Se méfiera-t-on de Mason et Dixon ? Ils ont le mérite d’avoir bel et bien existé, tout comme la Compagnie des Indes Orientales, la Société de Jésus, la Pennsylvanie, le Canard de Vaucanson, l’astronome royal Maskelyne et quelques autres. Mais Pynchon prend un malin plaisir à perforer sa toile de fond historique de trous noirs, chaque événement, chaque lieu, chaque personnage se découvrant une béance, un point de fuite. Ainsi Maskelyne est-il rongé par des peurs sourdes, persuadé qu’il est que l’île de Sainte-Hélène est habitée souterrainement par une espèce d’immense dragon, un serpent de terre, au point que l’île elle-même s’apparente dans son esprit à quelque béhémoth vaguement assoupi. L’image du serpent n’est pas fortuite, et le lecteur, plusieurs centaines de pages plus loin, aura droit à un récit de chevalerie où il sera question d’un ver géant, digne de Lovecraft, furieusement tronçonné par un preux croisé. On fera également connaissance en cours de route avec une sympathique anguille, de nature assez torpillante.
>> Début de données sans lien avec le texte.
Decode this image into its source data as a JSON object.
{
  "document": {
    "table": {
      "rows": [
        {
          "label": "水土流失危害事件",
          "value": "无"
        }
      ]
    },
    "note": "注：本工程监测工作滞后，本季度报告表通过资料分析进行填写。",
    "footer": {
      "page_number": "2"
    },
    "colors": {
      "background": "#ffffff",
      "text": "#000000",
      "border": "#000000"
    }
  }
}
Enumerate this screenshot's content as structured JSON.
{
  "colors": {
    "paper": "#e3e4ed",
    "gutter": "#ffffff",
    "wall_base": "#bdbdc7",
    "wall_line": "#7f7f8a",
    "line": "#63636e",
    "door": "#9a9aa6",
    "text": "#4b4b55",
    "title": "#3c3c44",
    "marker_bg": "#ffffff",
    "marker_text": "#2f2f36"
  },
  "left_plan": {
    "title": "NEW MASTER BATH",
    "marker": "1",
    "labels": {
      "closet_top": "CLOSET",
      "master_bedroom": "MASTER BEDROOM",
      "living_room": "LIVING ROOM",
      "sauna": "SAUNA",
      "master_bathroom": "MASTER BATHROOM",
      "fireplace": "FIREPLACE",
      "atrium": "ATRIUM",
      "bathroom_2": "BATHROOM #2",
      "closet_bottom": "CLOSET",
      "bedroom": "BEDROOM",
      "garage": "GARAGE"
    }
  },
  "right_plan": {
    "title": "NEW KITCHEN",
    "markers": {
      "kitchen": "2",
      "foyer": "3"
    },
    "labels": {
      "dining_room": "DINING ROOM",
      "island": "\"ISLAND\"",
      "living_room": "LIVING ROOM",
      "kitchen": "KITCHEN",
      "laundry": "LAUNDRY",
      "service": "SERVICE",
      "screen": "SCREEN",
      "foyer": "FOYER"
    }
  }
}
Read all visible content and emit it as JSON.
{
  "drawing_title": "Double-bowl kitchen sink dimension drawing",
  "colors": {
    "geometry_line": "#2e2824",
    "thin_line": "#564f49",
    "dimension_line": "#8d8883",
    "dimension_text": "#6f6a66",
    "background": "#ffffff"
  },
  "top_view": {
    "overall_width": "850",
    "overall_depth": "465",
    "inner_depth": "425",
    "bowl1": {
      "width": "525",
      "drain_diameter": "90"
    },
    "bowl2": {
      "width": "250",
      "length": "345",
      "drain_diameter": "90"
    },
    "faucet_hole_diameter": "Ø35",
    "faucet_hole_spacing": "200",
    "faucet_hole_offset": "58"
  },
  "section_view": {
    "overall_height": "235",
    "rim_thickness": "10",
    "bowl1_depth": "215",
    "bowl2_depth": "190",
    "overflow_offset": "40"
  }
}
Tel le bâton de Moïse, la fameuse ligne que Mason et Dixon sont chargés de tracer ne cesse ainsi de se tortiller, déclinée par divers avatars animaux. Toujours, semble-t-il, il faut que la ligne tremble, que sa vertu rectiligne cède sous la pression de forces invisibles et cède à un vice tortillant et fuyant. Il en va de même pour la lecture, qui ne cesse d’onduler, d’opérer par détours, de serpenter jusqu’à expulsion d’on ne sait quel venin.

On reconnaîtra ici ce que Deleuze a repéré sous l’appellation de « fonction de l’Anomal » (où l’on doit entendre aussi bien anormal qu’animal…) : « L’Anomal est toujours à la frontière, sur la bordure d’une bande ou d’une multiplicité ; il en fait partie, mais la fait déjà passer dans une autre multiplicité, il la fait devenir, il trace une ligne-entre. C’est aussi l’outsider : Moby Dick, ou bien la Chose, l’Entité de Lovecraft, terreur. » On se rappellera que Deleuze, quand il parle de devenir-animal ou de ligne de fuite, cite abondamment la littérature de langue anglaise, qu’il s’agisse de Melville ou D. H. Lawrence (devenir-tortue de Lawrence !). Il attire également notre attention sur le fait que « le contenu proprement musical de la musique est parcouru de devenirs-femme, devenirs-enfant, devenirs-animal », et également que « l’expérimentation de drogue [nous a fait] entrer dans un univers de micro-perceptions où les devenirs moléculaires prennent le relais des devenirs-animaux ».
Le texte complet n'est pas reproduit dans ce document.